Selain mengenang masa nyantri, kulluhum kali ini juga dimaksudkan untuk mempererat kembali rasa persaudaraan antara satu dengan yang lain. Sebagaimana yang disampaikan oleh Abuya KH. Moh. Hayatul Ikhsan, M.Pd.I bahwa banyak nilai kebaikan yang tersirat dalam kulluhum, diantaranya untuk menjalin keakraban, kebersamaan, dan kerukunan. “Makan dengan cara kulluhum dapat menumbuhkan rasa kasih sayang dan kepedulian antarsesama, lebih-lebih dapat menanamkan kebiasaan saling berbagi,” dawuh beliau dalam satu kesempatan.
Hal paling utama dalam kegiatan kulluhum ini adalah untuk mendapat keberkahan. Sebagaimana yang disampaikan sahabat Wahsyi bin Harbi dalam hadist yang diriwayatkan oleh Abu Dawud,
عن وحشي بن حرب رضي الله عنه أن أصحاب رسول الله صلى الله عليه وسلم قالوا: يا رسول الله إنا نأكل ولا نشبع ؟ قال: فلعلكم تفترقون قالوا: نعم قال فاجتمعوا على طعامكم واذكروا اسم الله يبارك لكم فيه رواه أبو داود
“Bahwasannya para sahabat bertanya kepada Rasulullah saw., Mengapa kita makan tetapi tidak kenyang? Rasulullah balik bertanya: Apakah kalian makan sendiri-sendiri? Mereka menjawab: Ya (kami makan sendiri-sendiri). Rasulullah pun menjawab: Makanlah kalian bersama-sama dan bacalah basmalah maka Allah akan memberikan berkah kepada kalian semua.”

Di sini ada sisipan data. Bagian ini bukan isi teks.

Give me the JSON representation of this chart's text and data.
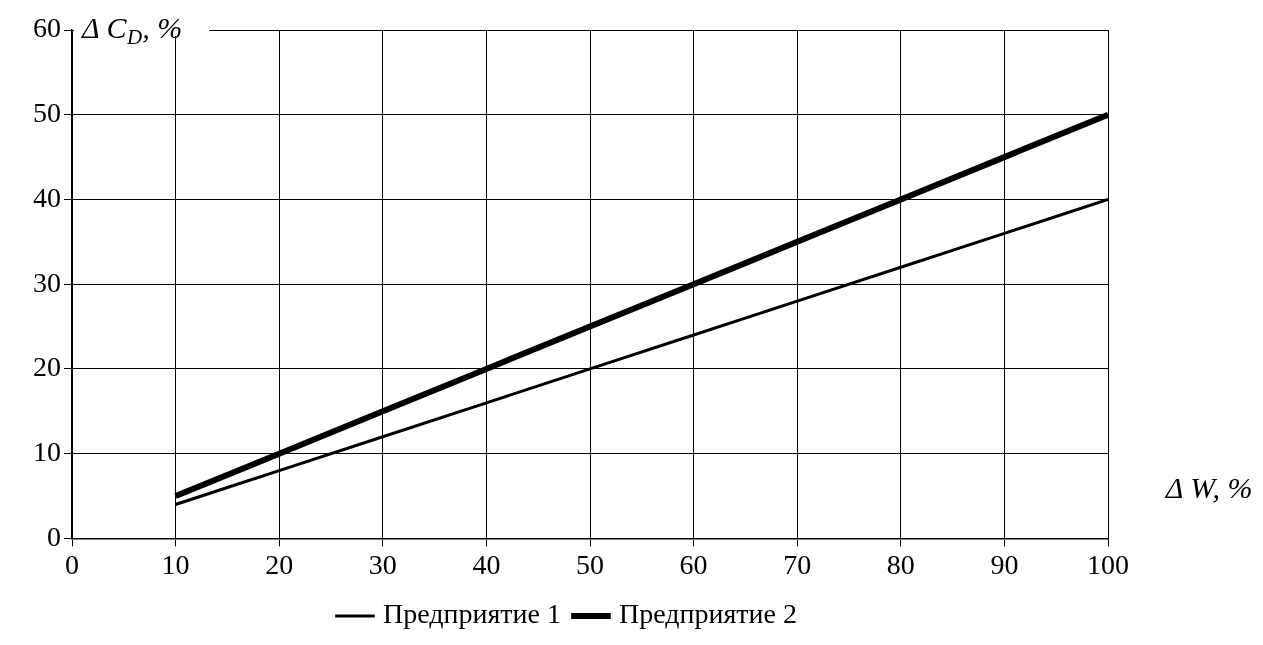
{
  "chart_data": {
    "type": "line",
    "xlabel": "Δ W, %",
    "ylabel": "Δ C$_{D}$, %",
    "x": [
      10,
      20,
      30,
      40,
      50,
      60,
      70,
      80,
      90,
      100
    ],
    "series": [
      {
        "name": "Предприятие 1",
        "color": "#000000",
        "values": [
          4,
          8,
          12,
          16,
          20,
          24,
          28,
          32,
          36,
          40
        ]
      },
      {
        "name": "Предприятие 2",
        "color": "#000000",
        "values": [
          5,
          10,
          15,
          20,
          25,
          30,
          35,
          40,
          45,
          50
        ]
      }
    ],
    "xlim": [
      0,
      100
    ],
    "xticks": [
      0,
      10,
      20,
      30,
      40,
      50,
      60,
      70,
      80,
      90,
      100
    ],
    "ylim": [
      0,
      60
    ],
    "yticks": [
      0,
      10,
      20,
      30,
      40,
      50,
      60
    ],
    "grid": true,
    "legend": "bottom",
    "marker": "none",
    "line_style": "solid"
  }
}
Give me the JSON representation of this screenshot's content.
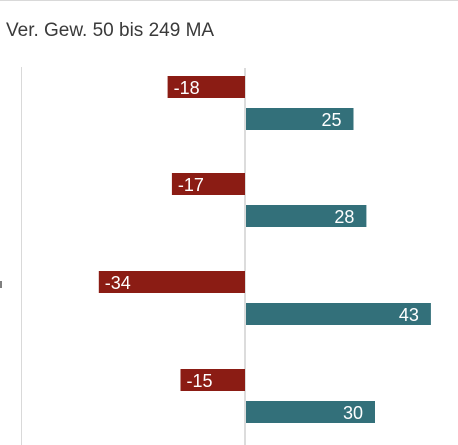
{
  "panel": {
    "title": "Ver. Gew. 50 bis 249 MA"
  },
  "colors": {
    "negative": "#8b1c14",
    "positive": "#33707a",
    "axis": "#d0d0d0"
  },
  "chart_data": {
    "type": "bar",
    "orientation": "horizontal",
    "title": "Ver. Gew. 50 bis 249 MA",
    "categories": [
      "",
      "",
      "",
      ""
    ],
    "series": [
      {
        "values": [
          -18,
          -17,
          -34,
          -15
        ]
      },
      {
        "values": [
          25,
          28,
          43,
          30
        ]
      }
    ],
    "data_labels": true,
    "grid": false
  }
}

Berdasarkan hadits tersebut kulluhum atau makan bersama itu juga merupakan salah satu ajaran dari Nabi Muhammad SAW. Oleh karena itu, tidak heran jika kemudian dilestarikan oleh para ulama tentu dengan harapan mendapat keberkahan dari makanan yang dinikmati bersama.
Sebagaimana yang telah disebutkan sebelumnya bahwa kulluhum dapat mendekatkan hati antarsesama. Tidaklah mau ikut makan dengan cara kulluhum jika dalam hatinya masih terbesit kebencian. Adakalanya seseorang merasa enggan makan dan minum menggunakan satu wadah untuk beramai-ramai (Madura: beji’en). Kulluhum dapat menghilangkan rasa beji’en tersebut. Bukankah juga dikisahkan Rasulullah saw. pernah minum dari wadah minumnya Sayyidah Aisyah ra. Lalu mengapa sebagai umatnya masih mau menyimpan rasa beji’en?
Hal baik lain yang tersirat dalam kulluhum ialah dapat mengikis kesombongan. Si kaya, berpangkat, tokoh terhormat, semua setara makan di wadah yang sama dengan lauk yang sama tanpa sekat dan perbedaan. Di rumah boleh saja memilih menu makan sesuai selera, tetapi kulluhum makan apa saja yang telah tersedia. Hal ini memberikan pelajaran bahwa manusia dinilai bukan berdasarkan kekayaan atau jabatannya.
Begitu banyak faedah kulluhum dengan segala kebaikan yang tersirat di dalamnya. Semoga kita semua dapat mengambil ibrah dan bisa terus melestarikan budaya kulluhum tersebut. Aamiin.